Miró hacia la voz. Por una fracción de segundo no fue capaz de reconocer a Madeleine. Estaba sentada tras Marina, con la cadena del collar de Lizbeth enroscada alrededor de la muñeca izquierda. Y era Madeleine, sin duda era Madeleine, pero al mismo tiempo no lo era. No la Maddie de su memoria, de su recuerdo. Su amiga estaba a media metamorfosis. Poco quedaba de la Madeleine que conocía. Un entramado de venas de color cobrizo comenzaba a marcarse nítidamente en el blanco de sus ojos y el verde de sus pupilas; las orejas, antes perfectas, eran ahora puntiagudas y alargadas, con el exterior recubierto de una pelusa rojiza que se prolongaba en sus mejillas y llegaba hasta el mentón; sus pómulos se habían hundido y su mandíbula inferior se había proyectado varios centímetros hacia delante, cambiando por completo su fisonomía. Una bestia estaba emergiendo en aquel rostro en otro tiempo hermoso y contemplarla en ese momento, a medio transformar, lo hacía todavía más terrible.

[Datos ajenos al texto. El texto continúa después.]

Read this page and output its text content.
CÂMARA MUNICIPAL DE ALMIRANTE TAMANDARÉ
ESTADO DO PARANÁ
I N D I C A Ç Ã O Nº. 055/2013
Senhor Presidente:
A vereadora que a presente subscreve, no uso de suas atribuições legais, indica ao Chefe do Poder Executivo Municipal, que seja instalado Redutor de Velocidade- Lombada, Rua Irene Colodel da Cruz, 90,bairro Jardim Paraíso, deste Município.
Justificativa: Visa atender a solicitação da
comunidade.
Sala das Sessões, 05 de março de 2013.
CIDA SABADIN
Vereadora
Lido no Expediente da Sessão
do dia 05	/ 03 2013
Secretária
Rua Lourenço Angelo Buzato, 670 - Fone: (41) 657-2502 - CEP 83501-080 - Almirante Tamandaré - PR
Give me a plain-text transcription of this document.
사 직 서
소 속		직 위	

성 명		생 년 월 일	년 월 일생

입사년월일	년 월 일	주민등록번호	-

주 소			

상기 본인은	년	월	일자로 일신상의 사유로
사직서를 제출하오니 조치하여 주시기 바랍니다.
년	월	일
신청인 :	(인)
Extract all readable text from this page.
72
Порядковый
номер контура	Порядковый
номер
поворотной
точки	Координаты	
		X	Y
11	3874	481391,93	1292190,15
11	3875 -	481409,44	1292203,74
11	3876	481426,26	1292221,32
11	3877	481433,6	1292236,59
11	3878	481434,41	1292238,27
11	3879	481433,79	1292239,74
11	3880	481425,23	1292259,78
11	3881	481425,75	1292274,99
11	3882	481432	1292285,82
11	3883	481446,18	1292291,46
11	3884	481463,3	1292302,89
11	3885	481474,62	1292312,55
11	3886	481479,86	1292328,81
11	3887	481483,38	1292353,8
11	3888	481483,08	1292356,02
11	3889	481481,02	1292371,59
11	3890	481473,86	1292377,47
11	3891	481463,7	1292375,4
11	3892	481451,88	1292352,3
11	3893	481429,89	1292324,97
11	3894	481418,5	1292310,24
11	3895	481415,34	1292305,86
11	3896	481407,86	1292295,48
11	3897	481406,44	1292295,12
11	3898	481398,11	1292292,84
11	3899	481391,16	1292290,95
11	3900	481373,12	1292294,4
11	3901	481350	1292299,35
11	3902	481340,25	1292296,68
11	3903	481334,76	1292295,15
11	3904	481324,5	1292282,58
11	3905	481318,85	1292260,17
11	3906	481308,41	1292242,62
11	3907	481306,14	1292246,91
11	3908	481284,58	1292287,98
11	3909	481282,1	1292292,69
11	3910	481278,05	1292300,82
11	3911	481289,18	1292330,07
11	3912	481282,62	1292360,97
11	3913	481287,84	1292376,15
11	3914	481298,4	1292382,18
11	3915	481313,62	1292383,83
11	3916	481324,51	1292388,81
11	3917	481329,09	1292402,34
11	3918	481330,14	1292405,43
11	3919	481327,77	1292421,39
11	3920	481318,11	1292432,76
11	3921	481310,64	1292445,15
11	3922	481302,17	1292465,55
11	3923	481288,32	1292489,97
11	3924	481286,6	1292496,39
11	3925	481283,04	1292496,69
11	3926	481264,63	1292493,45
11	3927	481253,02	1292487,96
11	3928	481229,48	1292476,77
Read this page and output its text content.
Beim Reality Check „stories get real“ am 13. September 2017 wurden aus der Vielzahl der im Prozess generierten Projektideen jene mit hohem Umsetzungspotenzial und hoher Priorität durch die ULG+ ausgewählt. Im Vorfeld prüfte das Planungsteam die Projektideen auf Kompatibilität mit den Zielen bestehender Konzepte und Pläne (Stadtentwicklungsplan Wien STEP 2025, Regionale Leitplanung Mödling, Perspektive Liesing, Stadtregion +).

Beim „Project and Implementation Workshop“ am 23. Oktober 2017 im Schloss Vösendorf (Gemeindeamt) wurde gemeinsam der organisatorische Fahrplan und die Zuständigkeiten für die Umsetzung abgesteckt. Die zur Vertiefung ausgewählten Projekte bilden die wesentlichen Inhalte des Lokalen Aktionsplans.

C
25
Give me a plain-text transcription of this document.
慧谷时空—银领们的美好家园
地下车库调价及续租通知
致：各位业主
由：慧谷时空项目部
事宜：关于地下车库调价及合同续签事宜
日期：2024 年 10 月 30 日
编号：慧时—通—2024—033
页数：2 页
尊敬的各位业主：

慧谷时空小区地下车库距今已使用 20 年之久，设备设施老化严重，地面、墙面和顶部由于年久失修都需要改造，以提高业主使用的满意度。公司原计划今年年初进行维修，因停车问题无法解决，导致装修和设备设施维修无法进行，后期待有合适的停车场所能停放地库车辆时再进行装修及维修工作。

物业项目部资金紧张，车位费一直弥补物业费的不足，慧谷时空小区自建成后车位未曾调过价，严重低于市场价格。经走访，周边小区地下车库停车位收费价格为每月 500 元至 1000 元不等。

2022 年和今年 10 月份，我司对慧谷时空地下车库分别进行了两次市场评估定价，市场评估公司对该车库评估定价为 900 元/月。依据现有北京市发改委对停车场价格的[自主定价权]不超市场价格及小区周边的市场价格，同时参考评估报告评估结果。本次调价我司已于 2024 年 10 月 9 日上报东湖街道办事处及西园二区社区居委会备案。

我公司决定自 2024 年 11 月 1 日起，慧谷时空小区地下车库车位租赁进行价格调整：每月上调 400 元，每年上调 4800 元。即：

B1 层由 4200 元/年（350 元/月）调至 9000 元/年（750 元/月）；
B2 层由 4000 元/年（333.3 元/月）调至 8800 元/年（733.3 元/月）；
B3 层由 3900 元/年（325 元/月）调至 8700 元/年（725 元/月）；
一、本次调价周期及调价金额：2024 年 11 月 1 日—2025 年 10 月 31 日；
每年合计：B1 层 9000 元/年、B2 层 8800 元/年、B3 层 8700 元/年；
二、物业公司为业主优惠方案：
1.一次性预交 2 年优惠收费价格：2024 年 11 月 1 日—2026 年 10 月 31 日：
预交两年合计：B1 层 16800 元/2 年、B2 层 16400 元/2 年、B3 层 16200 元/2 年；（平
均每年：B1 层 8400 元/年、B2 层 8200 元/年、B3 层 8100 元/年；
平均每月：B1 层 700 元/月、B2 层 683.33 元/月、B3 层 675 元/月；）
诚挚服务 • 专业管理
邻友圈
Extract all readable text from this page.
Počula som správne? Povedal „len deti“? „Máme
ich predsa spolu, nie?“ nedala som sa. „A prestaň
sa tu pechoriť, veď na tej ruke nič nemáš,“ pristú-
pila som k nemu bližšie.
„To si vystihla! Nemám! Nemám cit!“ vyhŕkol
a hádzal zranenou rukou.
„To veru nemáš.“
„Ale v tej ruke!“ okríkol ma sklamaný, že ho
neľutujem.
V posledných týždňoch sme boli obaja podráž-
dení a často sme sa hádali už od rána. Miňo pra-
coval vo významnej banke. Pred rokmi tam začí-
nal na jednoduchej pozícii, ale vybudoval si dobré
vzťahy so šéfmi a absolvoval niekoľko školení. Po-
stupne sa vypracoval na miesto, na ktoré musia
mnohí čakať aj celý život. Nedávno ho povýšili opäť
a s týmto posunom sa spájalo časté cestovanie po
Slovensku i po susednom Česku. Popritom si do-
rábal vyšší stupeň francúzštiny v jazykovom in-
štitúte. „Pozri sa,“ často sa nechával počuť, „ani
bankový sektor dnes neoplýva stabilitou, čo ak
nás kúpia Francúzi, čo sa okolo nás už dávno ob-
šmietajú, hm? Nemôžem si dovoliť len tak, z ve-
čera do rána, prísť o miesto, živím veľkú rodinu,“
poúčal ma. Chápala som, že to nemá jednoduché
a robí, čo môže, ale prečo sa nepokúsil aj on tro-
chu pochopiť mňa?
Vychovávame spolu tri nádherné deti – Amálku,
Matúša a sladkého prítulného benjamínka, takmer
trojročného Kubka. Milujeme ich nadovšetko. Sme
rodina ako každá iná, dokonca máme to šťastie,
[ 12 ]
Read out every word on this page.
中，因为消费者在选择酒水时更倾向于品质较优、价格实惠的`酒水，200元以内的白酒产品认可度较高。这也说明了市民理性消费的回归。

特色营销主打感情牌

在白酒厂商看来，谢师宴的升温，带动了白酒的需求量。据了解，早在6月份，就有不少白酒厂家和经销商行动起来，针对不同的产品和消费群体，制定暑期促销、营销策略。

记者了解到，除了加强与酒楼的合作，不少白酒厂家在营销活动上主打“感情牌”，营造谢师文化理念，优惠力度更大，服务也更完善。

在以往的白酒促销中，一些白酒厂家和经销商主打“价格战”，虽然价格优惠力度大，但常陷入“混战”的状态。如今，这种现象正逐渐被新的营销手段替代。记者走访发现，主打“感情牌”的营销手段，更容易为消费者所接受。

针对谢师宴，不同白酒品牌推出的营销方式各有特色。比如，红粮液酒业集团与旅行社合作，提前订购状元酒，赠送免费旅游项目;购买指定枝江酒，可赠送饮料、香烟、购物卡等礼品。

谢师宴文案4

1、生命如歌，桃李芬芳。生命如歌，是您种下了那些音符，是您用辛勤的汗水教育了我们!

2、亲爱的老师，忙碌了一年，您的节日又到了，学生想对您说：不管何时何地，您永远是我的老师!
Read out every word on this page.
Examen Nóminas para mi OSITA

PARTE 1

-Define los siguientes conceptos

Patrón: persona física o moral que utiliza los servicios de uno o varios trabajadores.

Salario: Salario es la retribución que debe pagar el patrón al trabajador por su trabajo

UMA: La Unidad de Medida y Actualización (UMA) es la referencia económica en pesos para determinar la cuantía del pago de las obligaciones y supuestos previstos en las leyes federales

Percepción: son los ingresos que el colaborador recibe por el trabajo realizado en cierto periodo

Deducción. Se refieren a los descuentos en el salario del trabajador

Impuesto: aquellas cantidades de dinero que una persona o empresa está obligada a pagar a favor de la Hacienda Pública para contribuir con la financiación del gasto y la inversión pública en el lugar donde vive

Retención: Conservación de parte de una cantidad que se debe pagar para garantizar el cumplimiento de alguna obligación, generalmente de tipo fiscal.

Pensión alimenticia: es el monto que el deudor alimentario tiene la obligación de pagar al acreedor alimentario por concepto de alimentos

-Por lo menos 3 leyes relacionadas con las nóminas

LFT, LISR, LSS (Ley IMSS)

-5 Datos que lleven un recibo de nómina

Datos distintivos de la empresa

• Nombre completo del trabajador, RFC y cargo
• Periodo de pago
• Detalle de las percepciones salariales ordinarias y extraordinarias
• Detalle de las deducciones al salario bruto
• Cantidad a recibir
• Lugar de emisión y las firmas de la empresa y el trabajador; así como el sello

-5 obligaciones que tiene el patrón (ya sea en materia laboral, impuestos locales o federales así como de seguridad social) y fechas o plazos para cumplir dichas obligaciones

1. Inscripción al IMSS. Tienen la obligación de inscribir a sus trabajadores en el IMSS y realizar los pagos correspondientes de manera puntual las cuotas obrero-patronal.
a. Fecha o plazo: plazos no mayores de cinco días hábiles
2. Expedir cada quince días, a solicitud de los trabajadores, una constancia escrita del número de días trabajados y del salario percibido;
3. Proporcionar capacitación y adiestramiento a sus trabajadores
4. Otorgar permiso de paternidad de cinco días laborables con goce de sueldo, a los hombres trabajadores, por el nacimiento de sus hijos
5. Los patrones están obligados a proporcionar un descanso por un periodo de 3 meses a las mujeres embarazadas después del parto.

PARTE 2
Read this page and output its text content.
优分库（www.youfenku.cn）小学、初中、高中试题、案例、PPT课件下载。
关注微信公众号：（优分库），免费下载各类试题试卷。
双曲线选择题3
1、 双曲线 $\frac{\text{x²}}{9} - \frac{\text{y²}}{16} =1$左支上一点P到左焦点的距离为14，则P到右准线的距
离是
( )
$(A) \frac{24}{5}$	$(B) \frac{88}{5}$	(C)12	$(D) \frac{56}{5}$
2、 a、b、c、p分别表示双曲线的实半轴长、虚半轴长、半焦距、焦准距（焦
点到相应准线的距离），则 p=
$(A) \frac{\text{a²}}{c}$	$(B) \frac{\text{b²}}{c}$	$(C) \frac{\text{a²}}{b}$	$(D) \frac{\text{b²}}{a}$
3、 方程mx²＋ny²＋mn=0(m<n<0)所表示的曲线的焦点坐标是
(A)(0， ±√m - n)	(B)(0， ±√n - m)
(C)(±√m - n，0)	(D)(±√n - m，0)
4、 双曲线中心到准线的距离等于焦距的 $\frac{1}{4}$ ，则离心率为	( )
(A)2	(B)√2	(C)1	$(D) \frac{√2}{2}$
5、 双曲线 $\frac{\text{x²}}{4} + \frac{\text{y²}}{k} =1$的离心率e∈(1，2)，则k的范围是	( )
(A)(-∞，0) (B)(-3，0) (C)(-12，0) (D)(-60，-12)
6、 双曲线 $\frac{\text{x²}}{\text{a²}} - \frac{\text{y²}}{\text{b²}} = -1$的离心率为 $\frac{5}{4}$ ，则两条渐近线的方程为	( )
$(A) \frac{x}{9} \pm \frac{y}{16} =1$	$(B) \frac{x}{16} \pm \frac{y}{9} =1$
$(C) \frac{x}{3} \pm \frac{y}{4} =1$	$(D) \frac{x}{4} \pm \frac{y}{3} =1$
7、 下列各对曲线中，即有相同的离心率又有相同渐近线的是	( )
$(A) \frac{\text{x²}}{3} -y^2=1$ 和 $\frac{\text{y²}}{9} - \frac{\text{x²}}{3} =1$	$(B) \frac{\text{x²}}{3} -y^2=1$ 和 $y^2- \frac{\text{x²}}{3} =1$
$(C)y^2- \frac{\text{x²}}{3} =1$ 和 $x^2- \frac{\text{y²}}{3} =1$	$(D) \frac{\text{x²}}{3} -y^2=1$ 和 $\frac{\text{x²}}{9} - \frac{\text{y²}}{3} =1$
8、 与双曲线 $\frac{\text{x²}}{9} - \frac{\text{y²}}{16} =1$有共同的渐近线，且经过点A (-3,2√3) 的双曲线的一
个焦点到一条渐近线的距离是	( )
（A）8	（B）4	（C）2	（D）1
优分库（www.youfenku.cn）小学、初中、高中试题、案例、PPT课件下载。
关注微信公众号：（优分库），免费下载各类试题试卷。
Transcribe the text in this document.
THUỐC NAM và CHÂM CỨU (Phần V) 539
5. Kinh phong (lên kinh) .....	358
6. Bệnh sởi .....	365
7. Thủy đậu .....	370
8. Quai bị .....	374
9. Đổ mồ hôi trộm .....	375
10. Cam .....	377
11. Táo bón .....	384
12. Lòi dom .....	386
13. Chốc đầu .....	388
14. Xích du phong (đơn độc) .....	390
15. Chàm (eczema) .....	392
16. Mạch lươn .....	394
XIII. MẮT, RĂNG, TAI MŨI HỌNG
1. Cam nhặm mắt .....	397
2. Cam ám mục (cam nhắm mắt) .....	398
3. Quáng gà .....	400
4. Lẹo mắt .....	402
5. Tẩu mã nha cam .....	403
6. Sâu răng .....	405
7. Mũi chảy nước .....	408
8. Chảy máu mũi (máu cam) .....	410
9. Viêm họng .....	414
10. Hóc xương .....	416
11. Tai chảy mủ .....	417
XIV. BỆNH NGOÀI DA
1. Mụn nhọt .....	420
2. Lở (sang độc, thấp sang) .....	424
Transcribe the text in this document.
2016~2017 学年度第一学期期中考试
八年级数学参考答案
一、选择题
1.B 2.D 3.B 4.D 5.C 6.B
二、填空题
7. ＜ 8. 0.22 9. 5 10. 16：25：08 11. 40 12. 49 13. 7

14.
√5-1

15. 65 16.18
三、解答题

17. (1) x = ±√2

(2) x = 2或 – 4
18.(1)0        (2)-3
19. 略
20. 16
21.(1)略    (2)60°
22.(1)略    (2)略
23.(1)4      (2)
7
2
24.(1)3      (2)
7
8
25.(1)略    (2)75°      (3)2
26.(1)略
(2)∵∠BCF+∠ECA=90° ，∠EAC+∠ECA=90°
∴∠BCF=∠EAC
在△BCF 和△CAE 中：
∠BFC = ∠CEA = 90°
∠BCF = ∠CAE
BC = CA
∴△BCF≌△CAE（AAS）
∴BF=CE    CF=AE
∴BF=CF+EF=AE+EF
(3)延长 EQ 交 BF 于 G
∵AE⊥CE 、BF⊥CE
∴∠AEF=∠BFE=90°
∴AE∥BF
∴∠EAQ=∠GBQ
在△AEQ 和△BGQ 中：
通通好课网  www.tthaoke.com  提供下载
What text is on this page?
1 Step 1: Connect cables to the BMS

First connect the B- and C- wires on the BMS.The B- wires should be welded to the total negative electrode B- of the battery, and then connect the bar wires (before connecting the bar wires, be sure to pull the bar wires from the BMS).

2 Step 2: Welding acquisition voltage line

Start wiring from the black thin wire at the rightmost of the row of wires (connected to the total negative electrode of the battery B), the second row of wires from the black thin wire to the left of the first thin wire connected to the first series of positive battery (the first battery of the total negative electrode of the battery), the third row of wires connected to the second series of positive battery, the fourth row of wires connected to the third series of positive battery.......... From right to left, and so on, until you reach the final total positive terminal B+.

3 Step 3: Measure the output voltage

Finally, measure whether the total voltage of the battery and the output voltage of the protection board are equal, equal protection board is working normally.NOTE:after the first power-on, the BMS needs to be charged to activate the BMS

—¡Para! ¡Mierda! ¡Que pares! —gritó de nuevo mientras intentaba contener las frenéticas sacudidas de Lizbeth hacia delante. Tiró de la cadena con ambas manos haciendo palanca con los pies en el suelo, pero la loba seguía empeñada en abalanzarse sobre Héctor—. ¡Quieta, Lizbeth! ¡Maldita sea! ¡He dicho que quieta! —Madeleine gruñó. Fue un verdadero gruñido animal. Un sonido espeluznante.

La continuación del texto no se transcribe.